SAC de uma Cia Aérea: você adquiriu uma passagem, mas por um motivo qualquer precisa alterar o horário do voo. Liga para o SAC, com essa intenção, e é atendido com uma mensagem padrão. Você então começa a ouvir informações sobre as quais simplesmente não quer ou precisa saber, algo do tipo: “Aproveite nossas ofertas desta semana, acessando nosso site www… Você pode realizar seu check-in pela web, com agilidade e sem precisar entrar em filas, bastando acessar nosso site e clicar em web check-in. Lembre-se de que para viagens nacionais você deve estar no aeroporto com uma hora de antecedência do horário do voo, e para viagens internacionais…” E assim segue até que, após diversos preciosos minutos de seu tempo e paciência, o sistema o encaminha para as opções de serviço disponíveis, onde você poderá selecionar a opção de atendimento sobre sua viagem.

SAC de uma Assistência Técnica: você tem um equipamento que apresentou algum defeito. Então, acessa o site do fabricante, procurando por um canal de assistência técnica, e encontra uma página onde pode deixar uma mensagem sobre seu problema com a promessa de um retorno com encaminhamento de uma solução. Lá você deve informar seus dados (nome, endereço, telefone, e-mail), dados do equipamento (modelo, local e data de compra,…) e registrar o problema. Faz isso, e ao clicar em enviar recebe a informação de que sua mensagem foi enviada e que alguém entrará em contato com você dentro de até 24 horas. Pacientemente aguarda as 24h, 25h, 30h, 48h, …, mas nada acontece, não há qualquer retorno.

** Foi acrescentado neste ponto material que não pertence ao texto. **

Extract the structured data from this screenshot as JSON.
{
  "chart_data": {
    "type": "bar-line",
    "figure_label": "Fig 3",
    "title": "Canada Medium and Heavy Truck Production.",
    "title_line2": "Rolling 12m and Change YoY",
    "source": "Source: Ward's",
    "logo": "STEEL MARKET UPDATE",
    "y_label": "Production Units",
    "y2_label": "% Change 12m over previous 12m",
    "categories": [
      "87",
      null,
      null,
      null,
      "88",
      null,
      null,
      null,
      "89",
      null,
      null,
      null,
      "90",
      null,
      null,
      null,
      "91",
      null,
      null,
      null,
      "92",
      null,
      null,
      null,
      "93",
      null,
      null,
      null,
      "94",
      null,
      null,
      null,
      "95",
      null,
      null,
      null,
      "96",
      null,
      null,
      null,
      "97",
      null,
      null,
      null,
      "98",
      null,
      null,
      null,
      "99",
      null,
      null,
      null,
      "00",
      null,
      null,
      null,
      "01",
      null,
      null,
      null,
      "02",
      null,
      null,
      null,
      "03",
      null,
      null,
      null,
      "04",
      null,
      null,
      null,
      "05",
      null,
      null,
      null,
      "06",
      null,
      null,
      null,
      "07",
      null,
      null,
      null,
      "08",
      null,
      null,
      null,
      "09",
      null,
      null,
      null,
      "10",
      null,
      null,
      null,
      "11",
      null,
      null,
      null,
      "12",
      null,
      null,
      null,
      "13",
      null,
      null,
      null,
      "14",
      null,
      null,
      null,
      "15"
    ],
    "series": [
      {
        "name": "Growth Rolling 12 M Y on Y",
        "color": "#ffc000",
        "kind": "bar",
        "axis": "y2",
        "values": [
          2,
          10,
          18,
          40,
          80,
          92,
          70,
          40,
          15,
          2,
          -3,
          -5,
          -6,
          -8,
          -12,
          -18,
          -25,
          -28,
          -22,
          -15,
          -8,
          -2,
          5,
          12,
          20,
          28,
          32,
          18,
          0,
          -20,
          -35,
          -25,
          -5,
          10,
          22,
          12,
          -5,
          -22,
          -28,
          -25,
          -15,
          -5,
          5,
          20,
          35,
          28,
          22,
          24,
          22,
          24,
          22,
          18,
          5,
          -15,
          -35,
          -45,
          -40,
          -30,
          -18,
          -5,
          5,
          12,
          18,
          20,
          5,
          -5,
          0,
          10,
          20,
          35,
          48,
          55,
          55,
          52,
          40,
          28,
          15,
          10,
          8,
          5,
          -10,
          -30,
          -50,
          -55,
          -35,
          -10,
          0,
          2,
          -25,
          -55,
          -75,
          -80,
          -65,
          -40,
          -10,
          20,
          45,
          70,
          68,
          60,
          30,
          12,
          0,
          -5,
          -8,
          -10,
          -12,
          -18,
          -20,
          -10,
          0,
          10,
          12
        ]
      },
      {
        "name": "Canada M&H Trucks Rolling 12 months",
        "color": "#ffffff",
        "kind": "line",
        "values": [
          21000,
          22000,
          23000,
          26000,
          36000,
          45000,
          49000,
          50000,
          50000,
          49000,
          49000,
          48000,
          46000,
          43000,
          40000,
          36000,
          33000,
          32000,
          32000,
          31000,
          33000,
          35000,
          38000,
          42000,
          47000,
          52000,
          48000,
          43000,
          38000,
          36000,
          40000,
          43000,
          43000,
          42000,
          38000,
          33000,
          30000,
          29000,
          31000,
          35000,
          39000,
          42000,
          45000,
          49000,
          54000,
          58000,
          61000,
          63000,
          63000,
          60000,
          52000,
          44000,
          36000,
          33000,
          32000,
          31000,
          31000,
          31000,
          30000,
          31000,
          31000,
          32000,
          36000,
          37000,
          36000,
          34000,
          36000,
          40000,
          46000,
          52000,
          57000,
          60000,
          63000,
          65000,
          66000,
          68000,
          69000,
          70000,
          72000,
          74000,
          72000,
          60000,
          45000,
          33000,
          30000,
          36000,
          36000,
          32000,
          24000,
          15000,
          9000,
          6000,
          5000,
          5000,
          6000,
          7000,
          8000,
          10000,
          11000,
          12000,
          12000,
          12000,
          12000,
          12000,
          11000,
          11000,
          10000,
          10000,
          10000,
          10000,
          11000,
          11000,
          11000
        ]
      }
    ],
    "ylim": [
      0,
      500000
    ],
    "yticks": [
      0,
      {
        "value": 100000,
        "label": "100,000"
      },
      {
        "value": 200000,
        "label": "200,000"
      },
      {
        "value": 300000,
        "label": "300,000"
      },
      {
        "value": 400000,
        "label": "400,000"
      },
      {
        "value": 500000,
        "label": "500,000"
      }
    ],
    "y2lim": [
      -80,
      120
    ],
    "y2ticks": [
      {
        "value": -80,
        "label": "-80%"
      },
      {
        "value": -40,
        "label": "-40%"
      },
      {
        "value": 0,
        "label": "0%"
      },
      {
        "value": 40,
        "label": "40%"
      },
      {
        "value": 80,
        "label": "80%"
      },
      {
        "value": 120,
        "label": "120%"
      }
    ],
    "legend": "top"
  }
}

Então você volta ao site, procura por um telefone de contato e, se o encontra, liga informando o ocorrido, quando o atendente muito gentil, mas sem qualquer forma de encaminhar um atendimento técnico imediato (dado que o prazo de espera já venceu), o informa: “Entendo Sr.! Deve ter ocorrido algum problema com seu registro, mas já anotei tudo e peço que o Sr. aguarde até 24 horas para que alguém da assistência técnica lhe dê um retorno”.

Poderíamos citar diversos outros casos similares, pelos quais aparentemente o SAC foi desenhado para “afastar” o cliente do fornecedor. No primeiro caso, na mensagem padrão, a expressão “… economizando tempo e sem precisar entrar em filas…” parece um contrassenso na medida em que as informações apresentadas não solicitadas colocam o cliente em uma fila de espera por atendimento e o fazem perder tempo, ou não? Além disso, “Aproveite nossas ofertas…” é um evidente oportunismo da empresa, que faz uso indevido de uma ligação originada de um cliente, para tentar lhe vender algo antes de lhe dar atenção e priorizar a solução de seu problema. No segundo caso, mais uma vez lhe pedem 24 horas de espera… dá para confiar que dessa vez vão cumprir com o prometido?

Parece que para esses fornecedores, o cliente é encarado como alguém que atrapalha seus negócios, fazendo-os ter gastos com atendimentos que só tomam tempo e consomem recursos… A sensação que fica é a de que, afinal, como o produto já foi adquirido ou o serviço já foi prestado, o ganho do negócio já foi realizado, então tudo o mais é “custo” a ser evitado.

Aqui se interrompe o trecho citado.